Once the public freely accepts that someone is "great," that conviction becomes impossible to dislodge. Jean-Paul Sartre, philosopher, novelist, playwright and self-promoter, proved this axiom.
In the 1940s, scholars said he was great, journalists reported on his greatness, and teachers began telling students he was great. That did it. Until he died in 1980, no matter how stupid or callous his public statements, he wore the cloak of greatness.
When faced with an ethical question, he was never overly fastidious. During the German occupation of France in the Second World War, he accepted a teaching job that was vacant because his predecessor was fired for being Jewish. For several years, he flourished as a novelist and playwright, producing work the Nazis chose not to censor.
After the war, he developed an affection for communist despots. Following an official trip to the Soviet Union in 1954, he came home to announce that he found more freedom in the U.S.S.R. than anywhere else in the world. "It's true that I thought well of it," Sartre recalled later, "but that's because I kept myself from thinking ill of it."
The mind of the fellow traveller has never been better articulated: Sartre gave himself a temporary lobotomy so that he could stay on Moscow's side in the Cold War. Had he told the truth, he would have lost friends and diluted his greatness in pro-Soviet circles. In Cuba in the 1960s, he met Fidel Castro and Che Guevara. When Guevara was killed, Sartre called him the most complete human being of the age.
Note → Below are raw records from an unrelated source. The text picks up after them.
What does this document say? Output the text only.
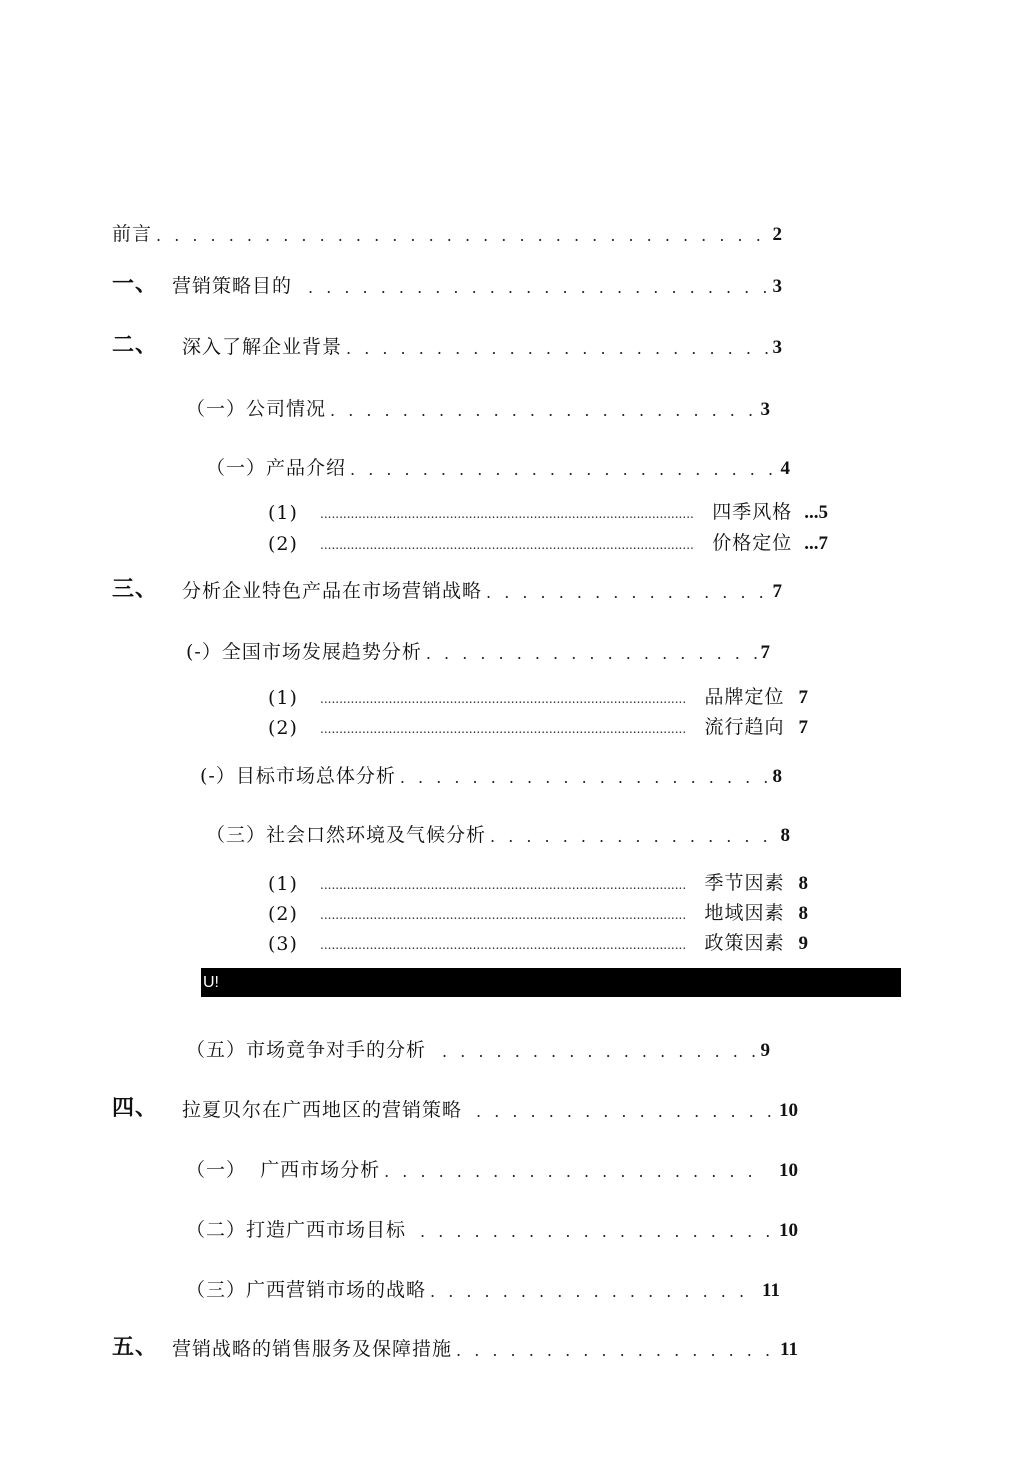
前言 . . .	2
一、 营销策略目的 . . .	3
二、 深入了解企业背景 . . .	3
（一）公司情况 . . .	3
（一）产品介绍 . . .	4
(1) .....	四季风格 ...5
(2) .....	价格定位 ...7
三、 分析企业特色产品在市场营销战略 . . .	7
(-）全国市场发展趋势分析 . . .	7
(1) .....	品牌定位 7
(2) .....	流行趋向 7
(-）目标市场总体分析 . . .	8
（三）社会口然环境及气候分析 . . .	8
(1) .....	季节因素 8
(2) .....	地域因素 8
(3) .....	政策因素 9
U!
（五）市场竟争对手的分析 . . .	9
四、 拉夏贝尔在广西地区的营销策略 . . .	10
（一）  广西市场分析 . . .	10
（二）打造广西市场目标 . . .	10
（三）广西营销市场的战略 . . .	11
五、 营销战略的销售服务及保障措施 . . .	11
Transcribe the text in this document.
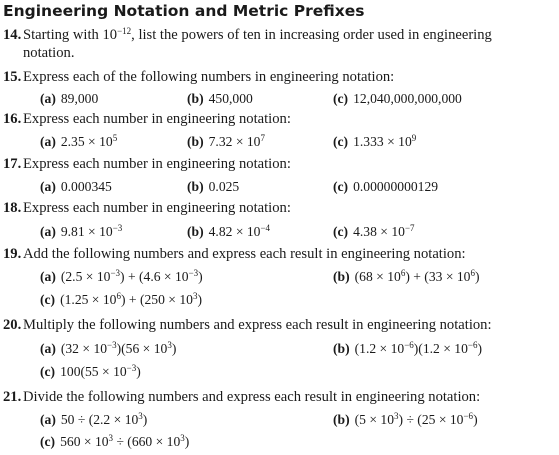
Engineering Notation and Metric Prefixes
14. Starting with $10^{-12}$, list the powers of ten in increasing order used in engineering
notation.
15. Express each of the following numbers in engineering notation:
(a) 89,000	(b) 450,000	(c) 12,040,000,000,000
16. Express each number in engineering notation:
(a) $2.35 \times 10^5$	(b) $7.32 \times 10^7$	(c) $1.333 \times 10^9$
17. Express each number in engineering notation:
(a) 0.000345	(b) 0.025	(c) 0.00000000129
18. Express each number in engineering notation:
(a) $9.81 \times 10^{-3}$	(b) $4.82 \times 10^{-4}$	(c) $4.38 \times 10^{-7}$
19. Add the following numbers and express each result in engineering notation:
(a) $(2.5 \times 10^{-3}) + (4.6 \times 10^{-3})$	(b) $(68 \times 10^6) + (33 \times 10^6)$
(c) $(1.25 \times 10^6) + (250 \times 10^3)$
20. Multiply the following numbers and express each result in engineering notation:
(a) $(32 \times 10^{-3})(56 \times 10^3)$	(b) $(1.2 \times 10^{-6})(1.2 \times 10^{-6})$
(c) $100(55 \times 10^{-3})$
21. Divide the following numbers and express each result in engineering notation:
(a) $50 \div (2.2 \times 10^3)$	(b) $(5 \times 10^3) \div (25 \times 10^{-6})$
(c) $560 \times 10^3 \div (660 \times 10^3)$
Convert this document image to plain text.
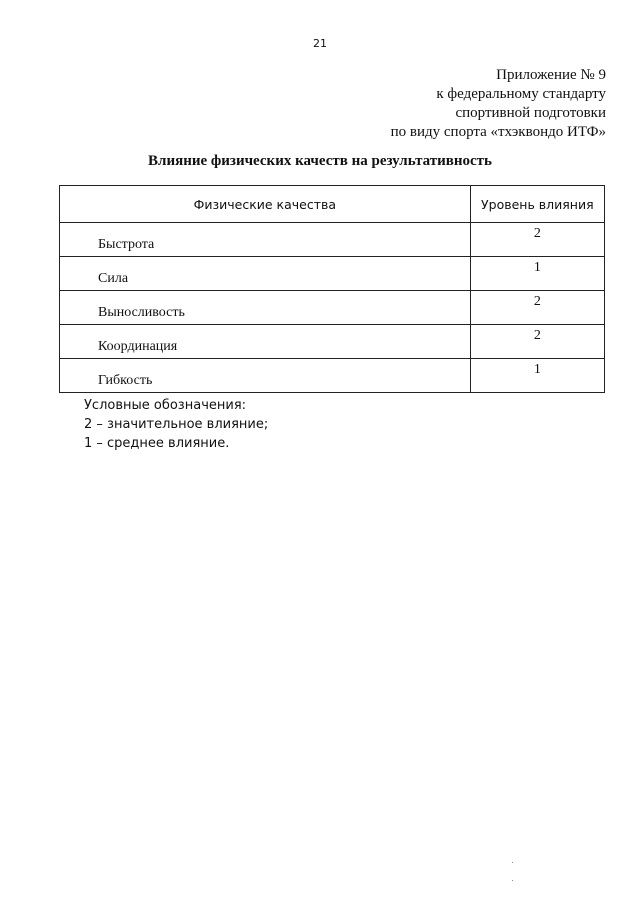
21
Приложение № 9
к федеральному стандарту
спортивной подготовки
по виду спорта «тхэквондо ИТФ»
Влияние физических качеств на результативность
Физические качества	Уровень влияния
Быстрота	2
Сила	1
Выносливость	2
Координация	2
Гибкость	1
Условные обозначения:
2 – значительное влияние;
1 – среднее влияние.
During Africa's struggles for independence, Sartre encouraged colonial rebels to kill Europeans. The Algerians, fighting France, embraced his views. This made him proud. Non-violent struggle would have been useless, he said, because the French would never have made a fair agreement with the Arabs. Violence won Algeria's freedom. Sartre thought this change made everything just fine for the Algerians, many of whom have been trying ever since to enter the country from which they liberated themselves.
Sartre's views changed sometimes, but only from one version of leftism to another. As he said late in life, "When I use the term 'right wing' for me it means dirty bastards."
He was always a favourite writer of people who didn't read him but liked to read about him. For instance, they read that when he was arrested as part of a political mob during the chaos of 1968, president Charles de Gaulle ordered him released. "You don't arrest Voltaire," de Gaulle said. Being mentioned in the same breath with Voltaire moved Sartre up to a higher level of greatness.
Following the Munich massacre of 1972, in which the Palestinians killed 11 Olympic athletes from Israel, Sartre said it was wrong for journalists to treat the killings as a scandal. Great or not, he was capable of a certain swinishness.
Sartre, 27 years in the grave, remains with us. This month brings a paperback version of the most peculiar book Sartre had anything to do with -- Hope Now: The 1980 Interviews (University of Chicago Press), a series of conversations with his assistant, Benny Levy. Sartre was blind but mentally alert; he had his words read aloud to him several times so that he could change whatever sounded wrong.
His writing often dwelt on despair; existential angst was his speciality. But he told Levy this never reflected his feelings. "I talked about it because other people were talking about it, because it was fashionable." And what about anguish, a similar subject of his? "I have never known anguish." He wrote about it because other people were writing about it. "It was fashionable. Everyone was reading Kierkegaard then."
Happens often with philosophers, Sartre said. "They talk from hearsay about some idea, they give it importance; then, little by little, they stop talking about it because they realize they've merely picked it up from other people."
He seemed to be dismissing much of the work that made him great. When the interviews were published, Sartre's admirers were horrified. Simone de Beauvoir, who always felt she owned at least a 50% stake in Sartre's greatness, accused Levy of exploiting the old guy's weakness, like a potential heir persuading a dying billionaire to change his will at the last moment.
But the material appeared in Le Nouvel Observateur while Sartre was alive, and he confirmed all of it. Hope Now stands as his final testament -- confused and sometimes silly, perhaps, but no more so than the rest of his ideas.